The ESB attempts to address these issues with...

  • Run-time resolution of destinations/services/resources
  • Location transparency
  • Any-to-any connectivity and maximum connection density
  • Architected for redundancy, horizontal scalability, failover
  • Policy, access control, rules externalized from topology
  • Logical messaging network layer implemented atop the physical messaging network layer
  • Common namespace

So when your customer asks for ESB compatibility, they want things like the above. From an application standpoint, this also implies...

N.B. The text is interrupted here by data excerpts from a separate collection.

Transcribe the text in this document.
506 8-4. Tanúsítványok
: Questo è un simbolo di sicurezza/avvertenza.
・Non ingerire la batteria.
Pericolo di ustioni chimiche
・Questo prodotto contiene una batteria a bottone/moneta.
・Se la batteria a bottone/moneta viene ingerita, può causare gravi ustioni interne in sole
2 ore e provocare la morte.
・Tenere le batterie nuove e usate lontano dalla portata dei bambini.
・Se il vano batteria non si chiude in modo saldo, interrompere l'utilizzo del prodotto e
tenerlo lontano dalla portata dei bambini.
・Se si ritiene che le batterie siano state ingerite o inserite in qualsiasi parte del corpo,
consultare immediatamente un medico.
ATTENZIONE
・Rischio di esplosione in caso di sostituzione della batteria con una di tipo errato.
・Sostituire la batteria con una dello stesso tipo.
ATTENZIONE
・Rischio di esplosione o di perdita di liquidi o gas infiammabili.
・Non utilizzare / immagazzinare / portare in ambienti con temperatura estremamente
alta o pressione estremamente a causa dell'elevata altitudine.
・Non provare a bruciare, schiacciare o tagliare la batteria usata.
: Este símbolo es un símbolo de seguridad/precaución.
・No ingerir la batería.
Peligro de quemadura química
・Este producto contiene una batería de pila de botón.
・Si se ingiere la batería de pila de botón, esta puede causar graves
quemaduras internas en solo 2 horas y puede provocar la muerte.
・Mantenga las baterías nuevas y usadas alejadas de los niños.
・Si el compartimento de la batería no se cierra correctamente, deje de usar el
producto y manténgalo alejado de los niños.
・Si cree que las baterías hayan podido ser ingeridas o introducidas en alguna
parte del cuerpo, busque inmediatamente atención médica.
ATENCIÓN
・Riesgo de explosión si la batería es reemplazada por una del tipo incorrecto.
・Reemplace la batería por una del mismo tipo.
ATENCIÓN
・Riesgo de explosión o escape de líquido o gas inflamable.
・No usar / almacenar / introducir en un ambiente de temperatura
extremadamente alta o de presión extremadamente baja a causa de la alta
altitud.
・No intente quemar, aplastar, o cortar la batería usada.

  • Avoiding message affinities such as requirements to process in strict sequence or to address requests only to specific nodes instead of to a generic network destination
  • Ability to resolve destinations dynamically at run time (i.e. add another instance of a queue and it automatically starts getting traffic, delete one and traffic routes to the remaining nodes)
  • Requestor and provider apps decoupled from knowing where each other "lives". Requestor makes one connection, regardless of how many services it might need to call
  • Authorize by policy rather than by topology
  • Service provider apps able to recognize and handle dupes (as per JMS spec, see "functional duplicate" due to session handling)
  • Ability to run multiple active instances of a service provider application
  • Instrument the service provider applications so you can inquire on the status of the network or perform a test without sending an actual transaction

On the other hand, if your client cannot articulate these things then they may just want to be able to check a box that says "works with the ESB."